The letter bounced from department to department, subordinate to subordinate, then boss to boss at an accelerating rate until finally it landed before the Office of the Interior Minister, six days later in Brussels.
              The Interior Council stood in nervous silence, its members looking as though they’d just bowled out of a university debating society, seeking direction from their leader’s tiniest twitch. The Interior Minister, Gustav Haussmann, was calm and controlled—of course, it had been no surprise. Dealing with fanatical groups was a part of the job and he had experience of every kind of disaffected fool. To the more serious, he would offer governmental roles where they could ‘represent their views’, where the mundane day-to-day bureaucracy, together with money, would first neutralise them and then harness them (‘killing them with cream’, he would say). With his arm draped around their necks, his breath blowing in their ears, he would whisper how those who do not take from the system take from their families, and since they knew the alternative, this had indeed been the source of some of his best and most loyal managers—men and women otherwise wasted. And indeed, it was the very part of his job that amused him the most.

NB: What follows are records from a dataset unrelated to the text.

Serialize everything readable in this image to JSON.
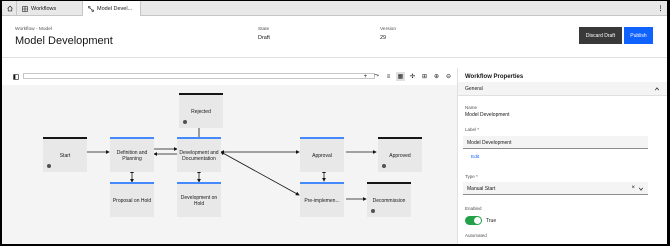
{
  "tabs": [
    {
      "label": "Workflows"
    },
    {
      "label": "Model Devel..."
    }
  ],
  "header": {
    "breadcrumb": "Workflow - Model",
    "title": "Model Development",
    "state_label": "State",
    "state_value": "Draft",
    "version_label": "Version",
    "version_value": "29",
    "discard_label": "Discard Draft",
    "publish_label": "Publish"
  },
  "canvas": {
    "nodes": {
      "rejected": "Rejected",
      "start": "Start",
      "definition": "Definition and Planning",
      "development": "Development and Documentation",
      "approval": "Approval",
      "approved": "Approved",
      "proposal_hold": "Proposal on Hold",
      "development_hold": "Development on Hold",
      "pre_impl": "Pre-implemen...",
      "decommission": "Decommission"
    }
  },
  "panel": {
    "title": "Workflow Properties",
    "section": "General",
    "name_label": "Name",
    "name_value": "Model Development",
    "label_label": "Label *",
    "label_value": "Model Development",
    "edit_label": "Edit",
    "type_label": "Type *",
    "type_value": "Manual Start",
    "enabled_label": "Enabled",
    "enabled_value": "True",
    "automated_label": "Automated"
  },
  "colors": {
    "primary": "#0f62fe",
    "secondary": "#393939",
    "node_border_blue": "#4589ff",
    "toggle_on": "#24a148"
  }
}
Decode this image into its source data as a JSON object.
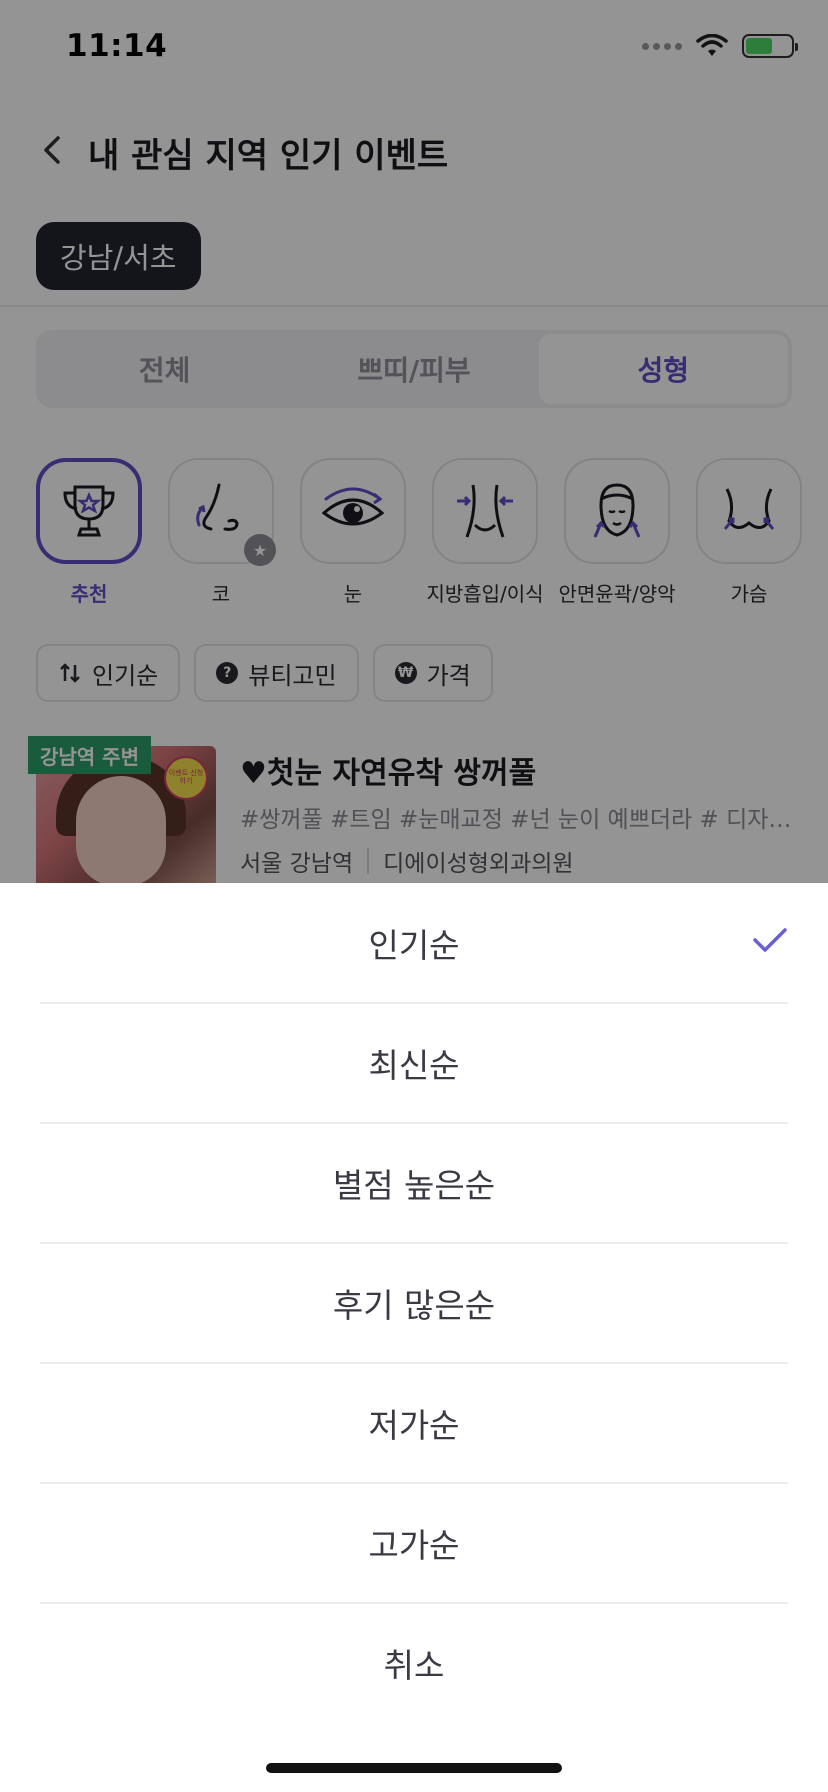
{
  "status_bar": {
    "time": "11:14",
    "battery_icon": "battery-charging-icon",
    "wifi_icon": "wifi-icon"
  },
  "header": {
    "title": "내 관심 지역 인기 이벤트",
    "back_icon": "chevron-left-icon"
  },
  "region_chip": "강남/서초",
  "segment": {
    "tabs": [
      "전체",
      "쁘띠/피부",
      "성형"
    ],
    "active_index": 2
  },
  "categories": [
    {
      "label": "추천",
      "icon": "trophy-icon",
      "active": true
    },
    {
      "label": "코",
      "icon": "nose-icon"
    },
    {
      "label": "눈",
      "icon": "eye-icon"
    },
    {
      "label": "지방흡입/이식",
      "icon": "waist-icon"
    },
    {
      "label": "안면윤곽/양악",
      "icon": "face-icon"
    },
    {
      "label": "가슴",
      "icon": "chest-icon"
    }
  ],
  "filters": [
    {
      "label": "인기순",
      "icon": "sort-icon"
    },
    {
      "label": "뷰티고민",
      "icon": "question-icon"
    },
    {
      "label": "가격",
      "icon": "won-icon"
    }
  ],
  "event": {
    "badge": "강남역 주변",
    "title": "♥첫눈 자연유착 쌍꺼풀",
    "tags": "#쌍꺼풀 #트임 #눈매교정 #넌 눈이 예쁘더라 # 디자인 쌍꺼풀",
    "location": "서울 강남역",
    "clinic": "디에이성형외과의원",
    "sticker": "이벤트 신청하기"
  },
  "sort_sheet": {
    "options": [
      "인기순",
      "최신순",
      "별점 높은순",
      "후기 많은순",
      "저가순",
      "고가순"
    ],
    "selected_index": 0,
    "cancel": "취소",
    "accent_color": "#6b5fd6"
  },
  "colors": {
    "accent": "#5f4ec7",
    "badge_green": "#2e9e6a"
  }
}
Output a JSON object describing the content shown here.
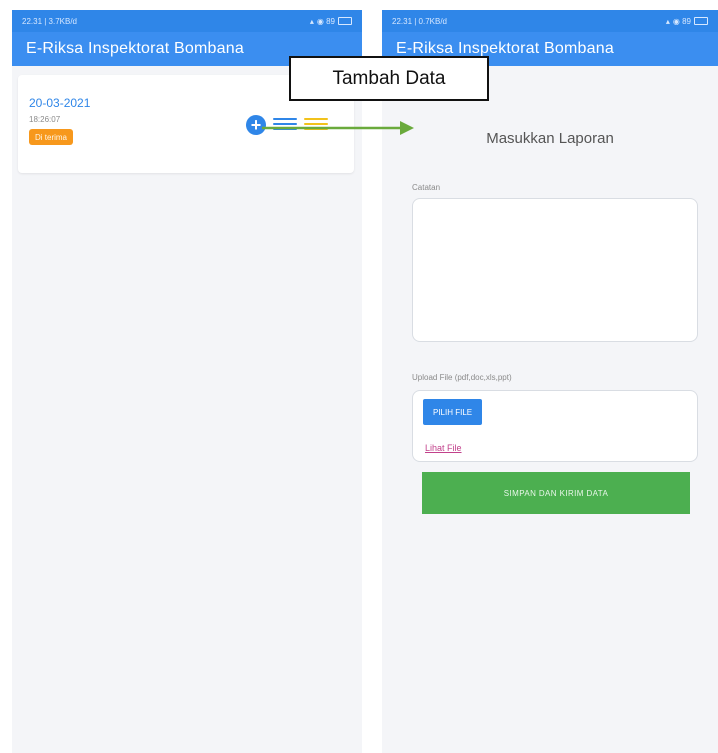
{
  "left_phone": {
    "status_time": "22.31 | 3.7KB/d",
    "status_right": "◉ 89",
    "app_title": "E-Riksa Inspektorat Bombana",
    "card": {
      "date": "20-03-2021",
      "time": "18:26:07",
      "status_badge": "Di terima"
    }
  },
  "right_phone": {
    "status_time": "22.31 | 0.7KB/d",
    "status_right": "◉ 89",
    "app_title": "E-Riksa Inspektorat Bombana",
    "form_title": "Masukkan Laporan",
    "catatan_label": "Catatan",
    "catatan_value": "",
    "upload_label": "Upload File (pdf,doc,xls,ppt)",
    "pilih_file_label": "PILIH FILE",
    "lihat_file_label": "Lihat File",
    "simpan_label": "SIMPAN DAN KIRIM DATA"
  },
  "annotation": {
    "label": "Tambah Data",
    "arrow_color": "#6aaa3c"
  },
  "colors": {
    "appbar": "#3b8ef0",
    "accent_blue": "#2f86e8",
    "badge_orange": "#f7981c",
    "save_green": "#4caf50"
  }
}
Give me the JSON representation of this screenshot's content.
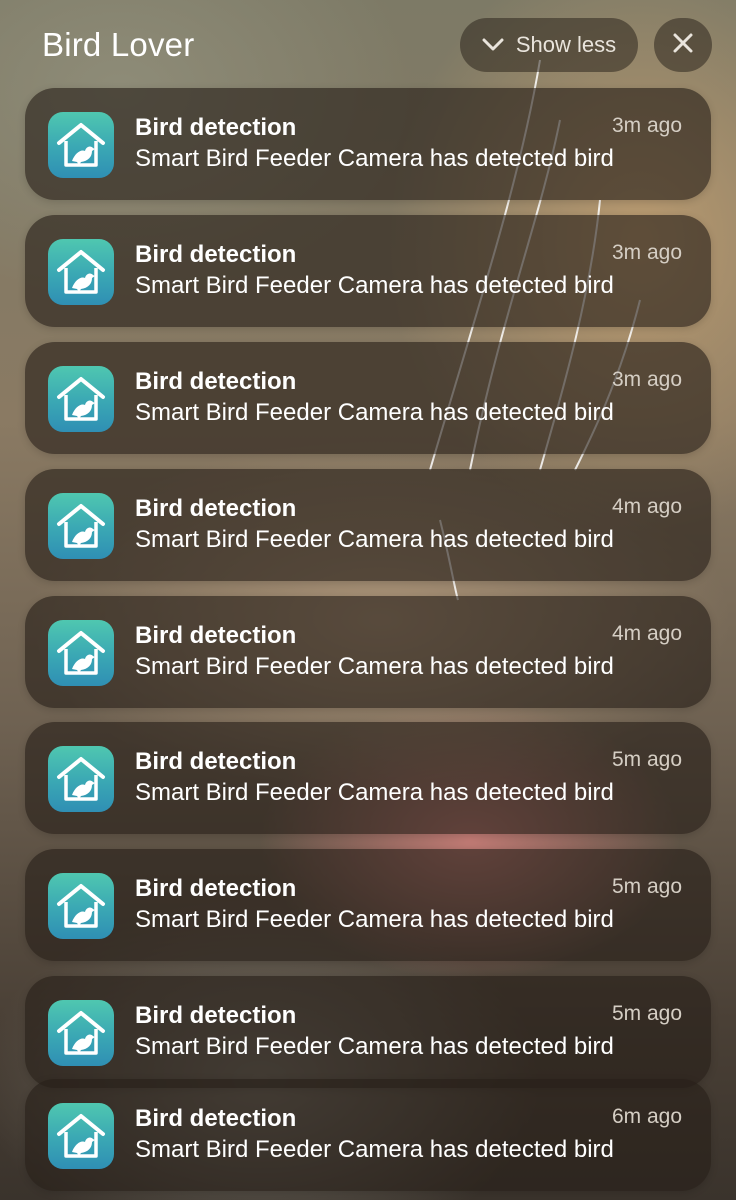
{
  "header": {
    "app_name": "Bird Lover",
    "show_less_label": "Show less",
    "chevron_icon": "chevron-down-icon",
    "close_icon": "close-icon"
  },
  "notifications": [
    {
      "title": "Bird detection",
      "body": "Smart Bird Feeder Camera has detected bird",
      "time": "3m ago"
    },
    {
      "title": "Bird detection",
      "body": "Smart Bird Feeder Camera has detected bird",
      "time": "3m ago"
    },
    {
      "title": "Bird detection",
      "body": "Smart Bird Feeder Camera has detected bird",
      "time": "3m ago"
    },
    {
      "title": "Bird detection",
      "body": "Smart Bird Feeder Camera has detected bird",
      "time": "4m ago"
    },
    {
      "title": "Bird detection",
      "body": "Smart Bird Feeder Camera has detected bird",
      "time": "4m ago"
    },
    {
      "title": "Bird detection",
      "body": "Smart Bird Feeder Camera has detected bird",
      "time": "5m ago"
    },
    {
      "title": "Bird detection",
      "body": "Smart Bird Feeder Camera has detected bird",
      "time": "5m ago"
    },
    {
      "title": "Bird detection",
      "body": "Smart Bird Feeder Camera has detected bird",
      "time": "5m ago"
    },
    {
      "title": "Bird detection",
      "body": "Smart Bird Feeder Camera has detected bird",
      "time": "6m ago"
    }
  ],
  "colors": {
    "icon_gradient_top": "#4fc7b0",
    "icon_gradient_bottom": "#2f8fb4",
    "card_background": "#261f18"
  }
}
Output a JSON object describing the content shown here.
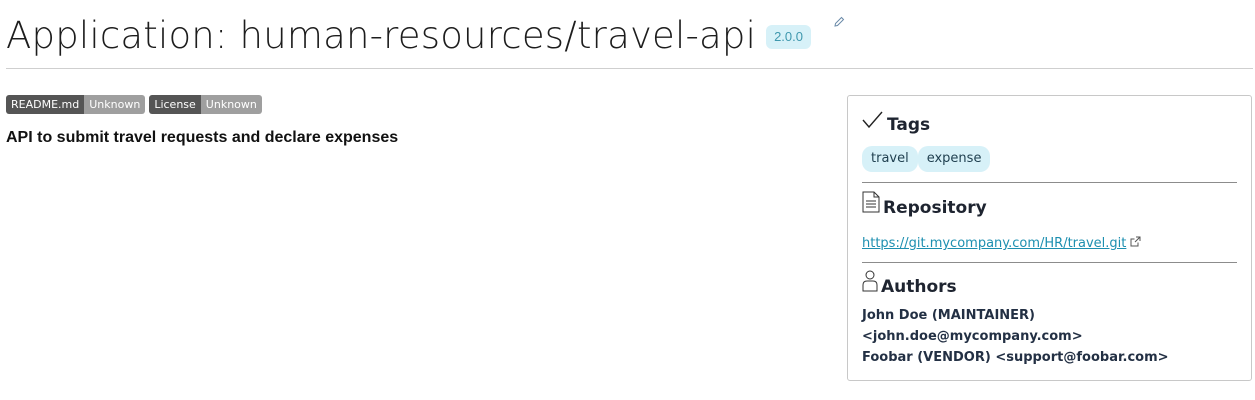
{
  "header": {
    "title": "Application: human-resources/travel-api",
    "version": "2.0.0",
    "edit_icon": "pencil-icon"
  },
  "shields": [
    {
      "label": "README.md",
      "value": "Unknown"
    },
    {
      "label": "License",
      "value": "Unknown"
    }
  ],
  "description": "API to submit travel requests and declare expenses",
  "sidebar": {
    "tags": {
      "title": "Tags",
      "icon": "check-icon",
      "items": [
        "travel",
        "expense"
      ]
    },
    "repository": {
      "title": "Repository",
      "icon": "document-icon",
      "url": "https://git.mycompany.com/HR/travel.git",
      "link_icon": "external-link-icon"
    },
    "authors": {
      "title": "Authors",
      "icon": "user-icon",
      "lines": [
        "John Doe (MAINTAINER)",
        "<john.doe@mycompany.com>",
        "Foobar (VENDOR) <support@foobar.com>"
      ]
    }
  },
  "colors": {
    "accent": "#1d8fb0",
    "tag_bg": "#d7f1f8",
    "shield_left": "#555555",
    "shield_right": "#9f9f9f"
  }
}
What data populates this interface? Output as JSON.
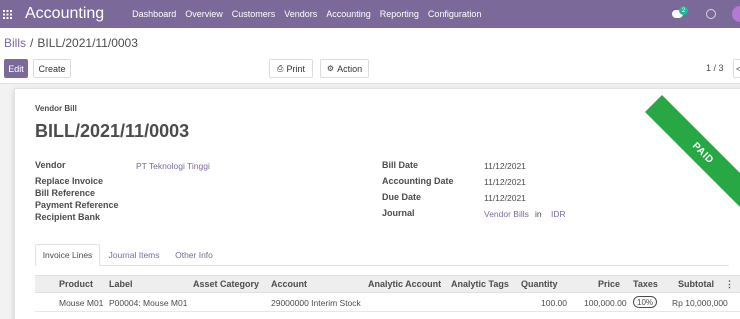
{
  "navbar": {
    "apps_icon": "grid-icon",
    "brand": "Accounting",
    "menu": [
      "Dashboard",
      "Overview",
      "Customers",
      "Vendors",
      "Accounting",
      "Reporting",
      "Configuration"
    ],
    "chat_count": "2",
    "accent": "#7b6a99"
  },
  "breadcrumb": {
    "parent": "Bills",
    "separator": "/",
    "current": "BILL/2021/11/0003"
  },
  "buttons": {
    "edit": "Edit",
    "create": "Create",
    "print": "Print",
    "action": "Action"
  },
  "pager": {
    "text": "1 / 3",
    "prev": "<"
  },
  "document": {
    "type": "Vendor Bill",
    "title": "BILL/2021/11/0003",
    "status_ribbon": "PAID",
    "ribbon_color": "#28a745"
  },
  "fields_left": {
    "vendor_label": "Vendor",
    "vendor_value": "PT Teknologi Tinggi",
    "replace_invoice_label": "Replace Invoice",
    "bill_reference_label": "Bill Reference",
    "payment_reference_label": "Payment Reference",
    "recipient_bank_label": "Recipient Bank"
  },
  "fields_right": {
    "bill_date_label": "Bill Date",
    "bill_date_value": "11/12/2021",
    "accounting_date_label": "Accounting Date",
    "accounting_date_value": "11/12/2021",
    "due_date_label": "Due Date",
    "due_date_value": "11/12/2021",
    "journal_label": "Journal",
    "journal_value": "Vendor Bills",
    "journal_in": "in",
    "journal_currency": "IDR"
  },
  "tabs": [
    "Invoice Lines",
    "Journal Items",
    "Other Info"
  ],
  "table": {
    "headers": [
      "Product",
      "Label",
      "Asset Category",
      "Account",
      "Analytic Account",
      "Analytic Tags",
      "Quantity",
      "Price",
      "Taxes",
      "Subtotal"
    ],
    "rows": [
      {
        "product": "Mouse M01",
        "label": "P00004: Mouse M01",
        "asset_category": "",
        "account": "29000000 Interim Stock",
        "analytic_account": "",
        "analytic_tags": "",
        "quantity": "100.00",
        "price": "100,000.00",
        "taxes": "10%",
        "subtotal": "Rp 10,000,000"
      }
    ]
  }
}
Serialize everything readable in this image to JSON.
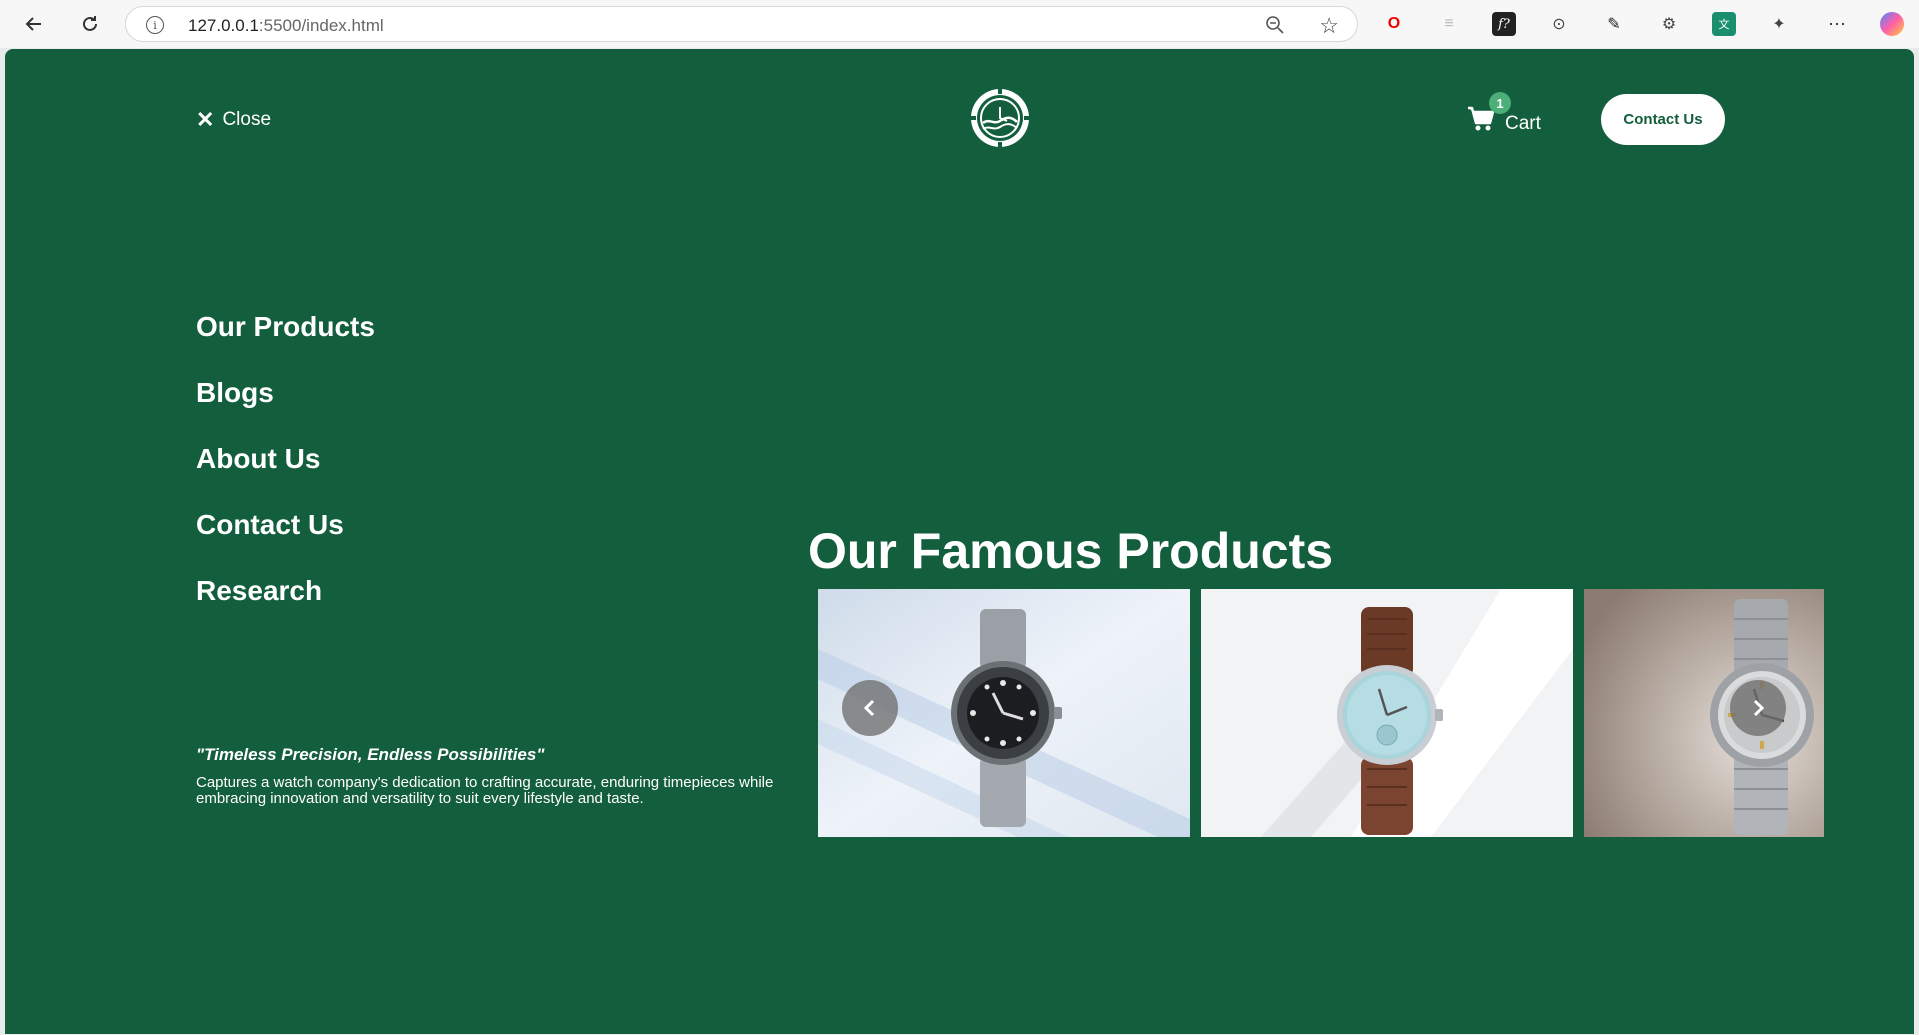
{
  "browser": {
    "url_host": "127.0.0.1",
    "url_rest": ":5500/index.html"
  },
  "header": {
    "close_label": "Close",
    "cart_label": "Cart",
    "cart_count": "1",
    "contact_button": "Contact Us"
  },
  "menu": {
    "items": [
      {
        "label": "Our Products"
      },
      {
        "label": "Blogs"
      },
      {
        "label": "About Us"
      },
      {
        "label": "Contact Us"
      },
      {
        "label": "Research"
      }
    ]
  },
  "tagline": {
    "quote": "\"Timeless Precision, Endless Possibilities\"",
    "description": "Captures a watch company's dedication to crafting accurate, enduring timepieces while embracing innovation and versatility to suit every lifestyle and taste."
  },
  "products": {
    "title": "Our Famous Products",
    "cards": [
      {
        "name": "product-card-black-dial-watch"
      },
      {
        "name": "product-card-blue-dial-leather-watch"
      },
      {
        "name": "product-card-silver-steel-watch"
      }
    ]
  },
  "colors": {
    "page_bg": "#135e3d",
    "badge": "#4caf78",
    "button_text": "#135e3d"
  }
}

              There were always those, of course, too stubborn or too stupid, who he would leave to the creativity of the police, to Rehab, or to a public hanging—one way or another, he was effective. Haussmann’s pet toy was a lead-lined meeting room he affectionately called his Garden of Eden, to which he would invite problematic community leaders, political trouble-makers, to discuss their grievances and find ‘compromise’. The Achilles’ heel of all protesters, he reflected wistfully to himself, is their profound belief that they are right and can convince their opponent to change. After chatting a while he would leave the room which would then be bombarded by radiation, with no noticeable effect on the guest until some months later (as it was not an exact science), when they would be consumed by agonising cancer. Of course, they knew they’d been got, but they never knew how!